Положения, выносимые на защиту:
1. В выборке больных мужского пола с псевдогипертрофическими вариантами ПМД из центральных регионов России подавляющее большинство случаев (96,7%) представлено ПМДД, тогда как на долю аутосомно-рецессивных вариантов саркогликанопатий приходится лишь 3,3% случаев. В противоположность этому в группе больных женского пола доля саркогликанопатий составляет 77,8 %, а в 22,2 % случаев заболевание возникает у гетерозиготных носительниц мутаций в гене дистрофина.
2. Существуют различия в частоте встречаемости аллельных вариантов ПМДД, обусловленных делециями, дупликациями и точковыми мутациями в гене дистрофина. В 60,5 % заболевание возникает в результате делеции, в 7,6 % - дупликации и 31,9 % - точковых мутаций в гене дистрофина. Показано отсутствие статистически значимых различий в возрасте начала, частотах встречаемости клинических проявлений и уровне активности креатинфосфокиназы в плазме крови при аллельных вариантах ПМДД.

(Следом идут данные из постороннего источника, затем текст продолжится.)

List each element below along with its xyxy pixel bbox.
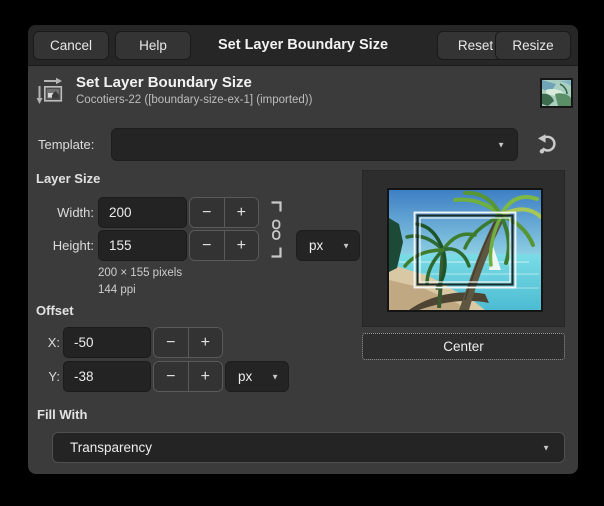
height-label: Height:	[36, 230, 94, 261]
height-input[interactable]	[98, 230, 187, 261]
template-revert-icon[interactable]	[536, 133, 560, 157]
help-button[interactable]: Help	[115, 31, 191, 60]
offset-y-label: Y:	[36, 361, 60, 392]
offset-x-decrement-button[interactable]: −	[154, 328, 188, 357]
offset-x-input[interactable]	[63, 327, 151, 358]
offset-y-stepper: − +	[153, 361, 223, 392]
set-layer-boundary-size-dialog: Cancel Help Set Layer Boundary Size Rese…	[28, 25, 578, 474]
template-label: Template:	[38, 128, 94, 161]
offset-preview-panel	[362, 170, 565, 327]
cancel-button[interactable]: Cancel	[33, 31, 109, 60]
offset-x-label: X:	[36, 327, 60, 358]
height-stepper: − +	[189, 230, 259, 261]
dimensions-note: 200 × 155 pixels	[98, 267, 182, 279]
dialog-title: Set Layer Boundary Size	[198, 25, 408, 66]
offset-unit-value: px	[238, 362, 252, 391]
broken-chain-icon[interactable]	[270, 201, 282, 258]
template-dropdown[interactable]: ▼	[111, 128, 518, 161]
layer-thumbnail	[540, 78, 573, 108]
layer-size-unit-dropdown[interactable]: px ▼	[296, 230, 360, 261]
height-increment-button[interactable]: +	[224, 231, 259, 260]
width-decrement-button[interactable]: −	[190, 198, 224, 227]
resize-layer-icon	[36, 76, 66, 106]
width-label: Width:	[36, 197, 94, 228]
chevron-down-icon: ▼	[342, 241, 350, 250]
offset-x-stepper: − +	[153, 327, 223, 358]
offset-x-increment-button[interactable]: +	[188, 328, 223, 357]
resize-button[interactable]: Resize	[495, 31, 571, 60]
width-stepper: − +	[189, 197, 259, 228]
width-input[interactable]	[98, 197, 187, 228]
fill-with-dropdown[interactable]: Transparency ▼	[52, 432, 565, 463]
fill-with-heading: Fill With	[37, 407, 87, 422]
chevron-down-icon: ▼	[271, 372, 279, 381]
center-button[interactable]: Center	[362, 333, 565, 360]
layer-size-unit-value: px	[309, 231, 323, 260]
header-title: Set Layer Boundary Size	[76, 74, 252, 91]
fill-with-selected-value: Transparency	[70, 433, 152, 462]
titlebar: Cancel Help Set Layer Boundary Size Rese…	[28, 25, 578, 66]
offset-y-increment-button[interactable]: +	[188, 362, 223, 391]
resolution-note: 144 ppi	[98, 284, 136, 296]
offset-y-input[interactable]	[63, 361, 151, 392]
offset-y-decrement-button[interactable]: −	[154, 362, 188, 391]
layer-preview-image[interactable]	[387, 188, 543, 312]
header-subtitle: Cocotiers-22 ([boundary-size-ex-1] (impo…	[76, 94, 312, 106]
height-decrement-button[interactable]: −	[190, 231, 224, 260]
chevron-down-icon: ▼	[497, 140, 505, 149]
width-increment-button[interactable]: +	[224, 198, 259, 227]
layer-size-heading: Layer Size	[36, 171, 100, 186]
offset-unit-dropdown[interactable]: px ▼	[225, 361, 289, 392]
chevron-down-icon: ▼	[542, 443, 550, 452]
offset-heading: Offset	[36, 303, 74, 318]
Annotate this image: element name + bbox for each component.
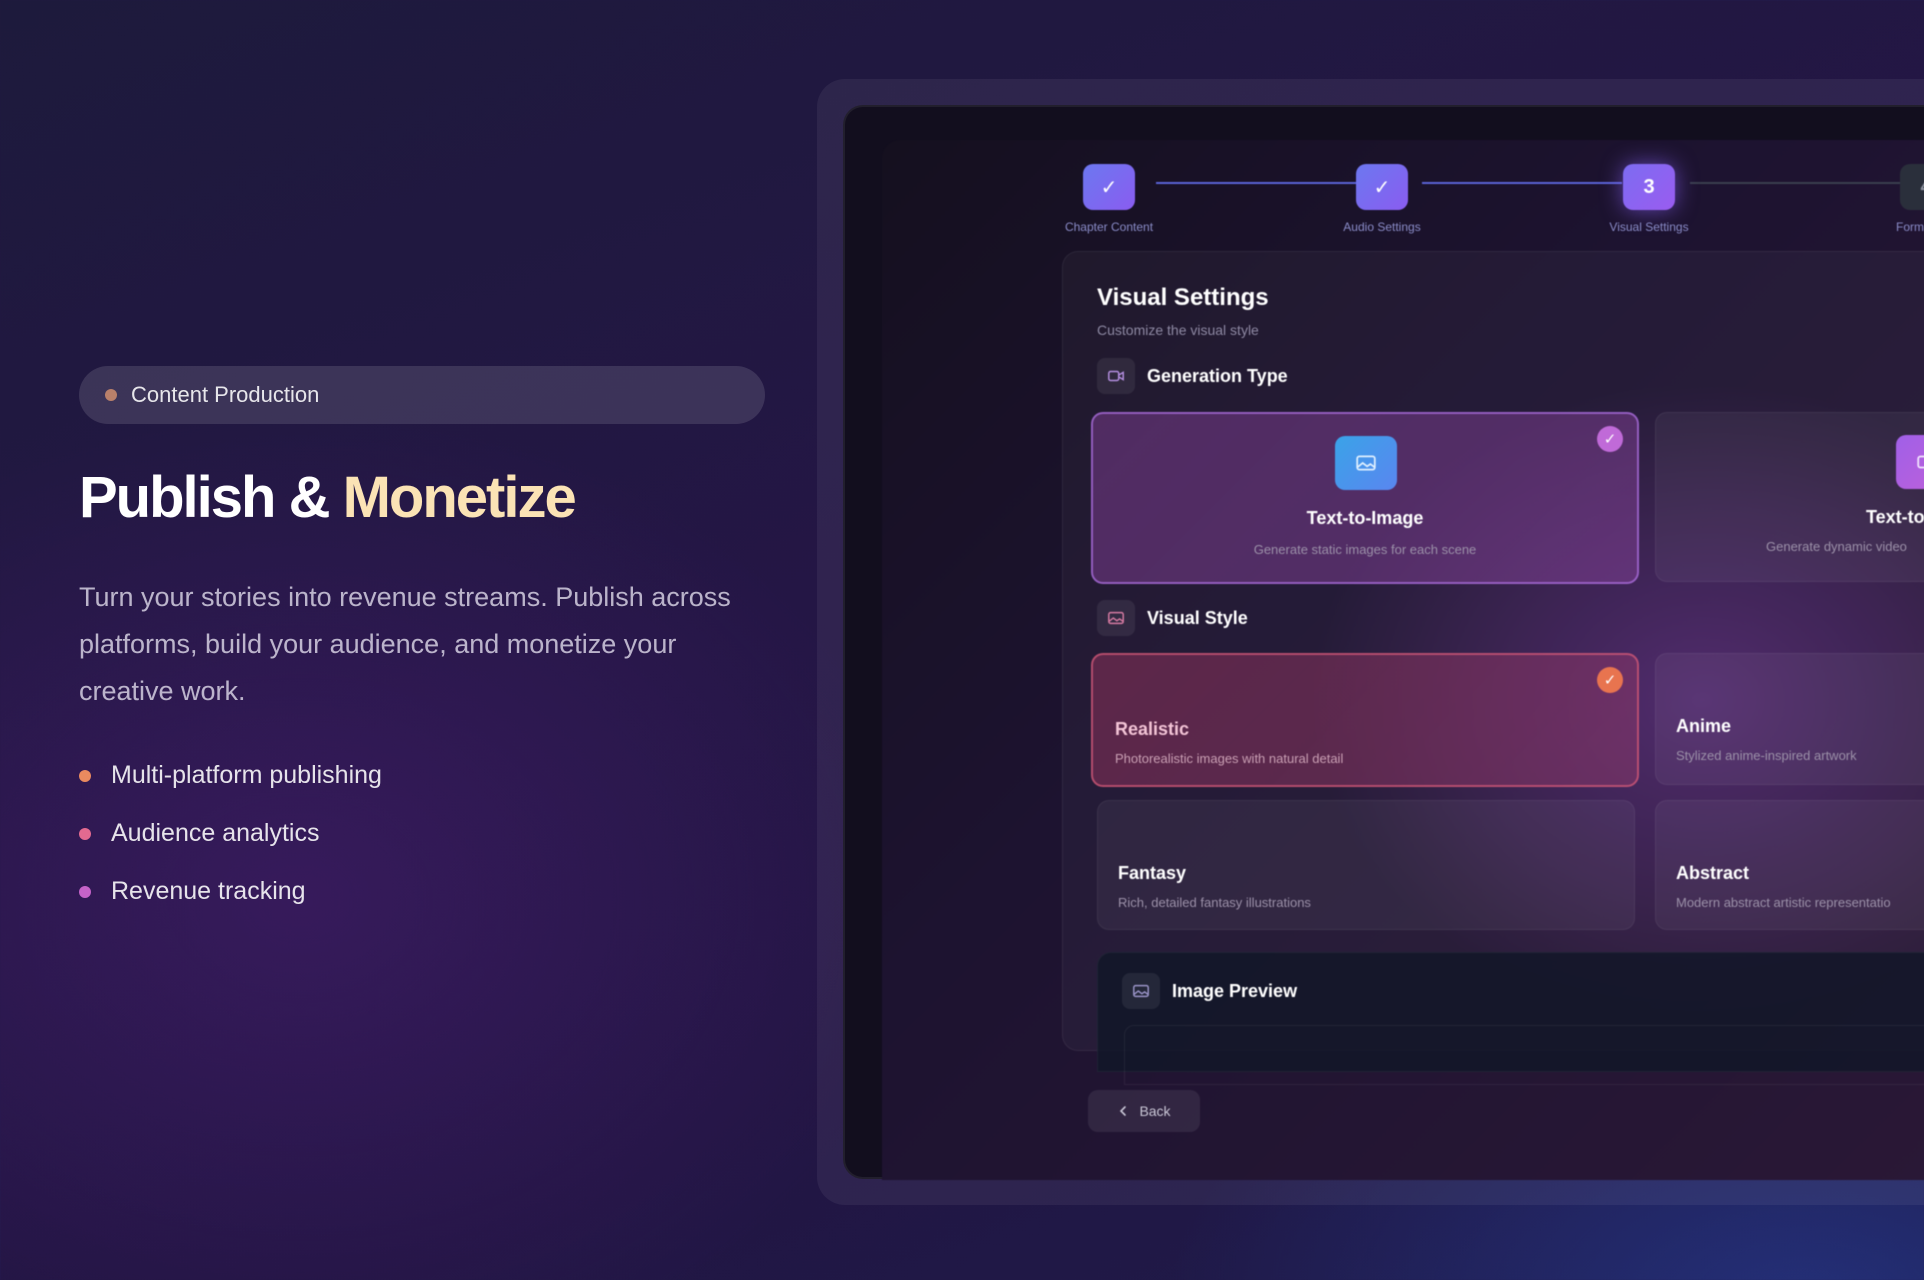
marketing-panel: Content Production Publish & Monetize Tu…: [79, 366, 765, 921]
feature-label: Multi-platform publishing: [111, 761, 382, 790]
feature-item: Audience analytics: [79, 805, 765, 863]
section-title: Image Preview: [1172, 981, 1298, 1001]
bullet-dot: [79, 769, 91, 782]
step-audio-settings[interactable]: ✓: [1356, 164, 1408, 210]
style-abstract[interactable]: Abstract Modern abstract artistic repres…: [1655, 800, 1924, 930]
back-label: Back: [1139, 1103, 1171, 1119]
card-title: Visual Settings: [1097, 284, 1269, 311]
badge-label: Content Production: [131, 382, 320, 407]
feature-label: Revenue tracking: [111, 877, 306, 906]
style-fantasy[interactable]: Fantasy Rich, detailed fantasy illustrat…: [1097, 800, 1635, 930]
image-icon: [1335, 436, 1397, 490]
option-title: Text-to: [1866, 507, 1924, 527]
step-chapter-content[interactable]: ✓: [1083, 164, 1135, 210]
step-label: Audio Settings: [1343, 220, 1421, 234]
feature-list: Multi-platform publishing Audience analy…: [79, 747, 765, 921]
option-description: Stylized anime-inspired artwork: [1676, 748, 1857, 763]
bullet-dot: [79, 885, 91, 898]
option-title: Realistic: [1115, 719, 1190, 739]
back-button[interactable]: Back: [1088, 1090, 1200, 1132]
bullet-dot: [79, 827, 91, 840]
badge-dot: [105, 389, 117, 401]
option-title: Anime: [1676, 716, 1732, 736]
stepper-connector: [1422, 182, 1622, 184]
card-subtitle: Customize the visual style: [1097, 322, 1259, 338]
hero-title-part2: Monetize: [342, 465, 577, 530]
image-preview-panel: Image Preview: [1097, 952, 1924, 1085]
preview-area: [1124, 1025, 1924, 1085]
section-title: Visual Style: [1147, 608, 1248, 628]
video-icon: [1097, 358, 1135, 394]
option-description: Generate static images for each scene: [1253, 542, 1477, 557]
step-label: Format: [1896, 220, 1924, 234]
hero-description: Turn your stories into revenue streams. …: [79, 581, 731, 706]
feature-item: Revenue tracking: [79, 863, 765, 921]
step-number: 4: [1920, 176, 1924, 199]
step-number: 3: [1643, 175, 1655, 198]
option-description: Photorealistic images with natural detai…: [1115, 751, 1344, 766]
option-description: Generate dynamic video: [1766, 539, 1907, 554]
chevron-left-icon: [1120, 1106, 1127, 1116]
feature-item: Multi-platform publishing: [79, 747, 765, 805]
visual-settings-card: Visual Settings Customize the visual sty…: [1062, 251, 1924, 1085]
option-description: Modern abstract artistic representatio: [1676, 895, 1891, 910]
image-icon: [1122, 973, 1160, 1009]
style-realistic[interactable]: Realistic Photorealistic images with nat…: [1091, 653, 1639, 787]
selected-check-icon: ✓: [1597, 426, 1623, 452]
stepper-connector: [1690, 182, 1900, 184]
video-icon: [1896, 435, 1924, 489]
option-description: Rich, detailed fantasy illustrations: [1118, 895, 1311, 910]
feature-label: Audience analytics: [111, 819, 320, 848]
step-label: Visual Settings: [1609, 220, 1689, 234]
style-anime[interactable]: Anime Stylized anime-inspired artwork: [1655, 653, 1924, 785]
check-icon: ✓: [1373, 176, 1391, 199]
option-title: Abstract: [1676, 863, 1750, 883]
image-icon: [1097, 600, 1135, 636]
option-title: Text-to-Image: [1306, 508, 1424, 528]
app-screen: ✓ Chapter Content ✓ Audio Settings 3 Vis…: [882, 140, 1924, 1180]
stepper-connector: [1156, 182, 1356, 184]
section-title: Generation Type: [1147, 366, 1288, 386]
option-title: Fantasy: [1118, 863, 1187, 883]
hero-title-part1: Publish &: [79, 465, 330, 530]
step-label: Chapter Content: [1064, 220, 1154, 234]
option-text-to-image[interactable]: Text-to-Image Generate static images for…: [1091, 412, 1639, 584]
selected-check-icon: ✓: [1597, 667, 1623, 693]
check-icon: ✓: [1100, 176, 1118, 199]
category-badge: Content Production: [79, 366, 765, 424]
hero-title: Publish & Monetize: [79, 466, 765, 530]
step-format[interactable]: 4: [1900, 164, 1924, 210]
step-visual-settings[interactable]: 3: [1623, 164, 1675, 210]
option-text-to-video[interactable]: Text-to Generate dynamic video: [1655, 412, 1924, 582]
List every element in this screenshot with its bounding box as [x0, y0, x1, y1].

3. Миопатический симптомокомплекс в проксимальных группах мышц конечностей и/или признаки кардиомиопатии выявляются при тщательном клинико-неврологическом обследовании у 41,8 % облигатных носительниц, что требует назначения профилактического лечения, препятствующего манифестации клинических симптомов. Выявлены ранее неописанные особенности клинических проявлений у гетерозиготных носительниц мутации в гене дистрофина, характеризующиеся симптомами поражения ЦНС.
4. Усовершенствованы алгоритмы диагностики псевдогипертрофических ПМД у лиц мужского и женского пола. У 10,6 % больных мужского пола и 78,6 % больных женского пола для дифференциальной диагностики ПМДД и аутосомно-рецессивных саркогликанопатий необходимо использовать иммуногистохимический метод, направленный на обнаружение дистрофиновых волокон в мышечном биоптате.
5. Модифицированы расчеты повторного риска рождения больного ребенка с ПМДД и характер проведения профилактических мероприятий в отягощенных семьях. На основе различий частоты возникновения мутаций в гене дистрофина в женских и мужских гаметах установлено, что при аллельном варианте ПМДД, обусловленном точковыми мутациями вероятность гетерозиготного носительства его матери составляет 97,6 %, что значительно увеличивает эффективность и точность результатов проведения дородовой диагностики в семьях отягощенных ПМДД с использованием косвенных методов ДНК анализа.
Внедрение результатов исследования в практику
Разработанные диагностические протоколы и алгоритмы проведения медико-генетического консультирования семей, отягощенных псевдогипертрофическими вариантами ПМД, успешно используются в практической работе отделения психоневрологии с центром реабилитации детей с двигательными нарушениями ФГУЗ ДКБ № 38 - ЦЭП ФМБА России, которое является клинической базой кафедры нервных болезней педиатрического факультета ГОУ ВПО РГМУ Росздрава, а также в научно-консультативном отделе ГУ Медико-генетического научного центра РАМН. Данные проведенного исследования применяются в лечебной и педагогической работе на кафедре нервных болезней педиатрического факультета, а также включены в лекционные курсы по медицинской генетике на кафедре общей и медицинской генетики медико-биологического факультета ГОУ ВПО РГМУ.
Апробация работы
Материалы диссертации доложены на юбилейной конференции «15-лет ФГУЗ ДКБ № 38-ЦЭП ФМБА» (2005 г), совместном заседании кафедры нервных болезней педиатрического факультета и кафедры генетики МБФ РГМУ (2007 г).
Публикации
По теме диссертационного исследования опубликовано 5 научных работ (4 статьи и 1 тезис).
Объем и структура диссертации
Диссертация изложена на 123 страницах машинописного текста и включает введение и главы, посвященные обзору литературы, описанию материалов и методов исследования, изложению и обсуждению полученных результатов, заключения, выводов, практических рекомендаций. Работа иллюстрирована 12 таблицами, 9 рисунками, 5 диаграммами, 17 оригинальными фотографиями, краткими выписками из историй болезни. Библиографический указатель включает 252 (65 отечественных и 187 зарубежных) источника.